Wynn conducted three experiments using the looking-time procedure -- based on the premise that babies look longer at unexpected events than expected ones -- that has become standard in infant cognition studies.
In the first experiment, 32 infants with a mean age of 5 months, were divided into two equal groups. The first group saw a single item in a display area and then a screen went up, hiding the item. The babies then saw a hand going behind the screen with a second identical item and leaving empty. After the addition (1+1) was made, the screen was pulled back six times, alternately displaying two items (correct) and one item (wrong), and the looking time of the babies was recorded. Wynn found the babies stared longer at the display area showing the wrong result than at the display showing the correct result of the addition.

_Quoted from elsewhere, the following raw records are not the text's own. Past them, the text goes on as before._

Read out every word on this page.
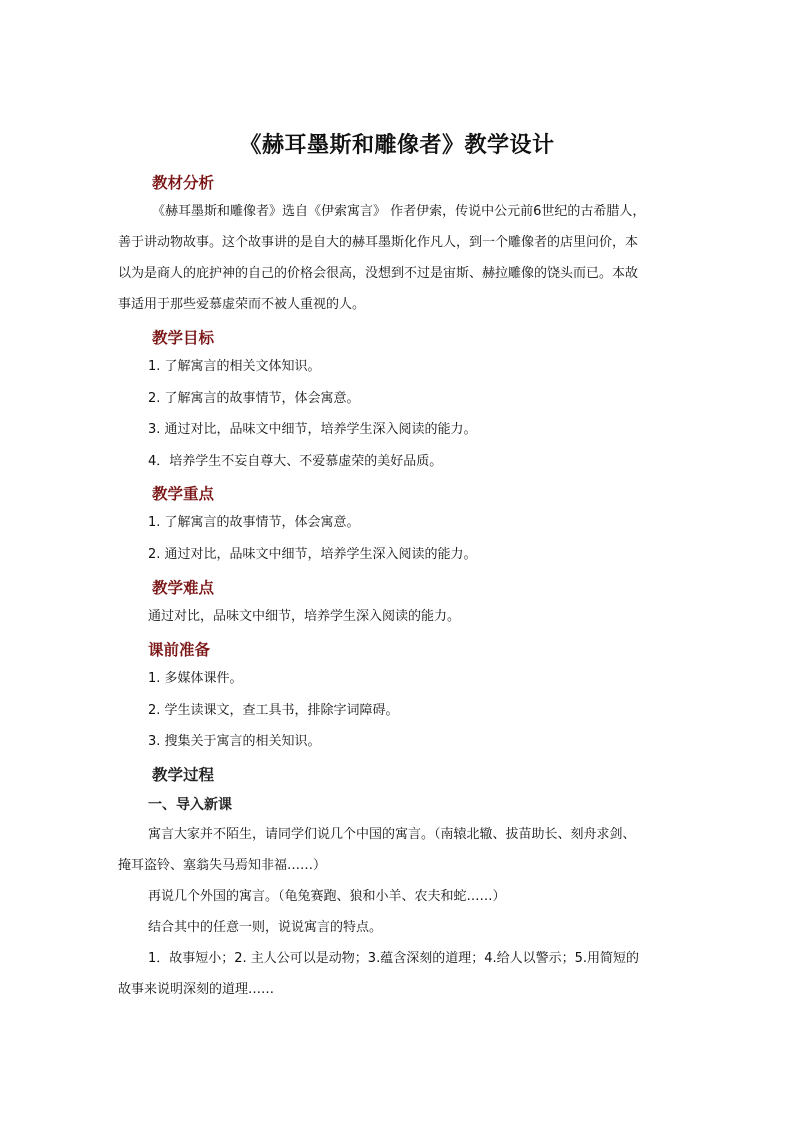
《赫耳墨斯和雕像者》教学设计
教材分析
《赫耳墨斯和雕像者》选自《伊索寓言》 作者伊索，传说中公元前6世纪的古希腊人，
善于讲动物故事。这个故事讲的是自大的赫耳墨斯化作凡人，到一个雕像者的店里问价，本
以为是商人的庇护神的自己的价格会很高，没想到不过是宙斯、赫拉雕像的饶头而已。本故
事适用于那些爱慕虚荣而不被人重视的人。
教学目标
1. 了解寓言的相关文体知识。
2. 了解寓言的故事情节，体会寓意。
3. 通过对比，品味文中细节，培养学生深入阅读的能力。
4．培养学生不妄自尊大、不爱慕虚荣的美好品质。
教学重点
1. 了解寓言的故事情节，体会寓意。
2. 通过对比，品味文中细节，培养学生深入阅读的能力。
教学难点
通过对比，品味文中细节，培养学生深入阅读的能力。
课前准备
1. 多媒体课件。
2. 学生读课文，查工具书，排除字词障碍。
3. 搜集关于寓言的相关知识。
教学过程
一、导入新课
寓言大家并不陌生，请同学们说几个中国的寓言。（南辕北辙、拔苗助长、刻舟求剑、
掩耳盗铃、塞翁失马焉知非福……）
再说几个外国的寓言。（龟兔赛跑、狼和小羊、农夫和蛇……）
结合其中的任意一则，说说寓言的特点。
1．故事短小；2. 主人公可以是动物；3.蕴含深刻的道理；4.给人以警示；5.用简短的
故事来说明深刻的道理……
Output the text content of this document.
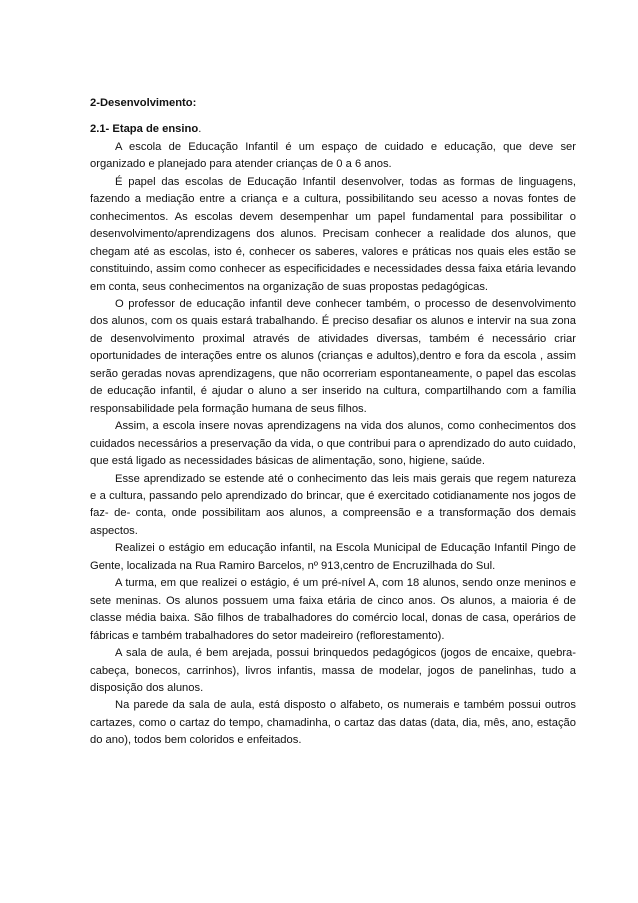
2-Desenvolvimento:

2.1- Etapa de ensino.

A escola de Educação Infantil é um espaço de cuidado e educação, que deve ser organizado e planejado para atender crianças de 0 a 6 anos.

É papel das escolas de Educação Infantil desenvolver, todas as formas de linguagens, fazendo a mediação entre a criança e a cultura, possibilitando seu acesso a novas fontes de conhecimentos. As escolas devem desempenhar um papel fundamental para possibilitar o desenvolvimento/aprendizagens dos alunos. Precisam conhecer a realidade dos alunos, que chegam até as escolas, isto é, conhecer os saberes, valores e práticas nos quais eles estão se constituindo, assim como conhecer as especificidades e necessidades dessa faixa etária levando em conta, seus conhecimentos na organização de suas propostas pedagógicas.

O professor de educação infantil deve conhecer também, o processo de desenvolvimento dos alunos, com os quais estará trabalhando. É preciso desafiar os alunos e intervir na sua zona de desenvolvimento proximal através de atividades diversas, também é necessário criar oportunidades de interações entre os alunos (crianças e adultos),dentro e fora da escola , assim serão geradas novas aprendizagens, que não ocorreriam espontaneamente, o papel das escolas de educação infantil, é ajudar o aluno a ser inserido na cultura, compartilhando com a família responsabilidade pela formação humana de seus filhos.

Assim, a escola insere novas aprendizagens na vida dos alunos, como conhecimentos dos cuidados necessários a preservação da vida, o que contribui para o aprendizado do auto cuidado, que está ligado as necessidades básicas de alimentação, sono, higiene, saúde.

Esse aprendizado se estende até o conhecimento das leis mais gerais que regem natureza e a cultura, passando pelo aprendizado do brincar, que é exercitado cotidianamente nos jogos de faz- de- conta, onde possibilitam aos alunos, a compreensão e a transformação dos demais aspectos.

Realizei o estágio em educação infantil, na Escola Municipal de Educação Infantil Pingo de Gente, localizada na Rua Ramiro Barcelos, nº 913,centro de Encruzilhada do Sul.

A turma, em que realizei o estágio, é um pré-nível A, com 18 alunos, sendo onze meninos e sete meninas. Os alunos possuem uma faixa etária de cinco anos. Os alunos, a maioria é de classe média baixa. São filhos de trabalhadores do comércio local, donas de casa, operários de fábricas e também trabalhadores do setor madeireiro (reflorestamento).

A sala de aula, é bem arejada, possui brinquedos pedagógicos (jogos de encaixe, quebra-cabeça, bonecos, carrinhos), livros infantis, massa de modelar, jogos de panelinhas, tudo a disposição dos alunos.

Na parede da sala de aula, está disposto o alfabeto, os numerais e também possui outros cartazes, como o cartaz do tempo, chamadinha, o cartaz das datas (data, dia, mês, ano, estação do ano), todos bem coloridos e enfeitados.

The second group was shown a display of subtraction. They saw two items in the display area and when the screen went up, the babies saw an empty hand going in and removing one of the items (2-1). The infants then saw six displays, alternately showing one item (correct) and two items (wrong). In this case too, the babies looked longer at the display showing the erroneous result of two items than at the correct display of one item.
In the second experiment, a replica of the first involving 16 subjects, a similar pattern of results was obtained. Wynn claims that for the babies to have looked longer at the incorrect displays than at the correct ones, they must have made some sort of mental calculation. The results indicated that the infants could either compute results of simple additions and subtractions precisely or that they expected a change without being aware of its magnitude or direction.
Wynn conducted a third experiment to find out whether babies could make precise calculations. Sixteen infants were shown the 1+1 addition display, but the results behind the screen were either two (correct) or three (wrong). The infants looked longer at the display are when the addition resulted in three, indicating they were calculating the exact result and not just reacting to an alteration.
The results of the experiments back the claim that 5-month-old infants can calculate simple arithmetical operations.
But do babies fully understand addition and subtraction and the inverse relationship between them? Well-known child psychologist Jean Piaget has argued that children do not recognise the inverse relationship (5+3 = 8, therefore 8-5 must be 3) until they are about 8 years old. However, Wynn's speculation that the babies' capacity may be the basis for their future arithmetical skills is in line with studies that have shown looking-time in experiments on babies' perceptual skills to be related to their later IQ. But it is still not clear whether a baby's potential in arithmetic can indicate how well it will learn to read.